We fret about airport scanners, power lines, cell phones and even microwaves. It's true that we get too much radiation. But it's not from those sources -- it's from too many medical tests.
Americans get the most medical radiation in the world, even more than folks in other rich countries. The U.S. accounts for half of the most advanced procedures that use radiation, and the average American's dose has grown sixfold over the last couple of decades.
Too much radiation raises the risk of cancer. That risk is growing because people in everyday situations are getting imaging tests far too often. Like the New Hampshire teen who was about to get a CT scan to check for kidney stones until a radiologist, Dr. Steven Birnbaum, discovered he'd already had 14 of these powerful X-rays for previous episodes. Adding up the total dose, "I was horrified" at the cancer risk it posed, Birnbaum said.
After his own daughter, Molly, was given too many scans following a car accident, Birnbaum took action: He asked the two hospitals where he works to watch for any patients who had had 10 or more CT scans, or patients under 40 who had had five -- clearly dangerous amounts. They found 50 people over a three-year period, including a young woman with 31 abdominal scans.
When other radiologists tell him they've never found such a case, Birnbaum replies: "That tells me you haven't looked."
Of the many ways Americans are overtested and overtreated, imaging is one of the most common and insidious. CT scans -- "super X-rays" that give fast, extremely detailed images -- have soared in use over the last decade, often replacing tests that don't require radiation, such as ultrasound and MRI, or magnetic resonance imaging.
Radiation is a hidden danger -- you don't feel it when you get it, and any damage usually doesn't show up for years. Taken individually, tests that use radiation pose little risk. Over time, though, the dose accumulates.
Doctors don't keep track of radiation given their patients -- they order a test, not a dose. Except for mammograms, there are no federal rules on radiation dose. Children and young women, who are most vulnerable to radiation harm, sometimes get too much at busy imaging centers that don't adjust doses for each patient's size.
That may soon change. In interviews with The Associated Press, U.S. Food and Drug Administration officials described steps in the works, including possibly requiring device makers to print the radiation dose on each X-ray or other image so patients and doctors can see how much was given.
The FDA also is pushing industry and doctors to set standard doses for common tests such as CT scans.

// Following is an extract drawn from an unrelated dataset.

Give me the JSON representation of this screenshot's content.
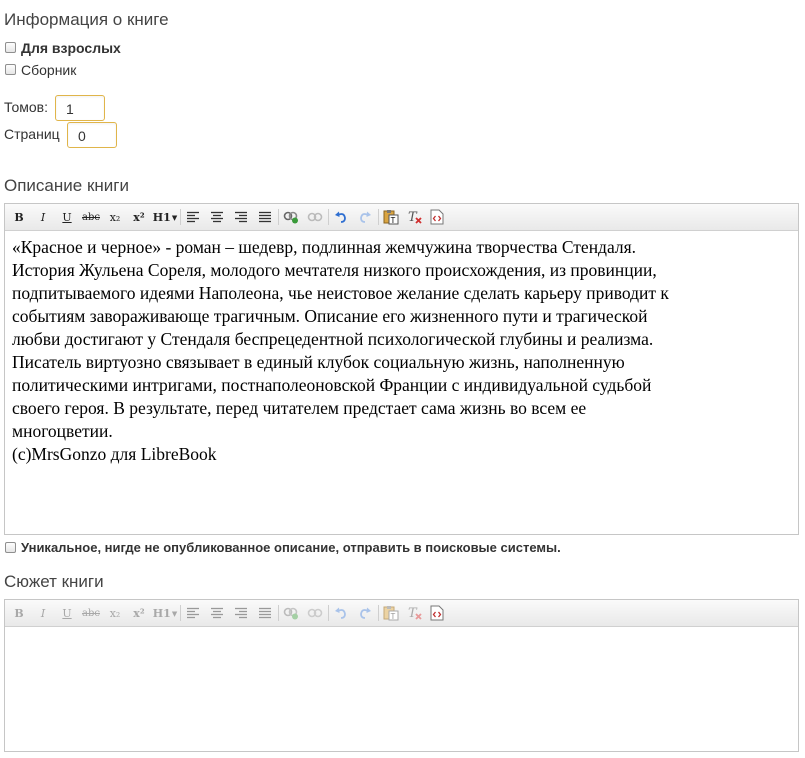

"We are considering requirements and guidelines for record-keeping of dose and other technical parameters of the imaging exam," said Sean Boyd, chief of the FDA's diagnostic devices branch.
A near-term goal: developing a "radiation medical record" to track dose from cradle to grave.
"One of the ways we could improve care is if we had a running sort of Geiger counter" that a doctor checked before ordering a test, said Dr. Prashant Kaul of Duke University.
He led an eye-opening study that found that U.S. heart attack patients get the radiation equivalent of 850 chest X-rays over the first few days they are in the hospital -- much of it for repeat tests that may not have been needed.
How much radiation is risky?
It's hard to say. The best guess is based on the 1986 Chernobyl nuclear power plant accident and studies of Japanese atomic bomb survivors who had excess cancer risk after exposures of 50 to 150 millisieverts (a measure of dose) of radiation.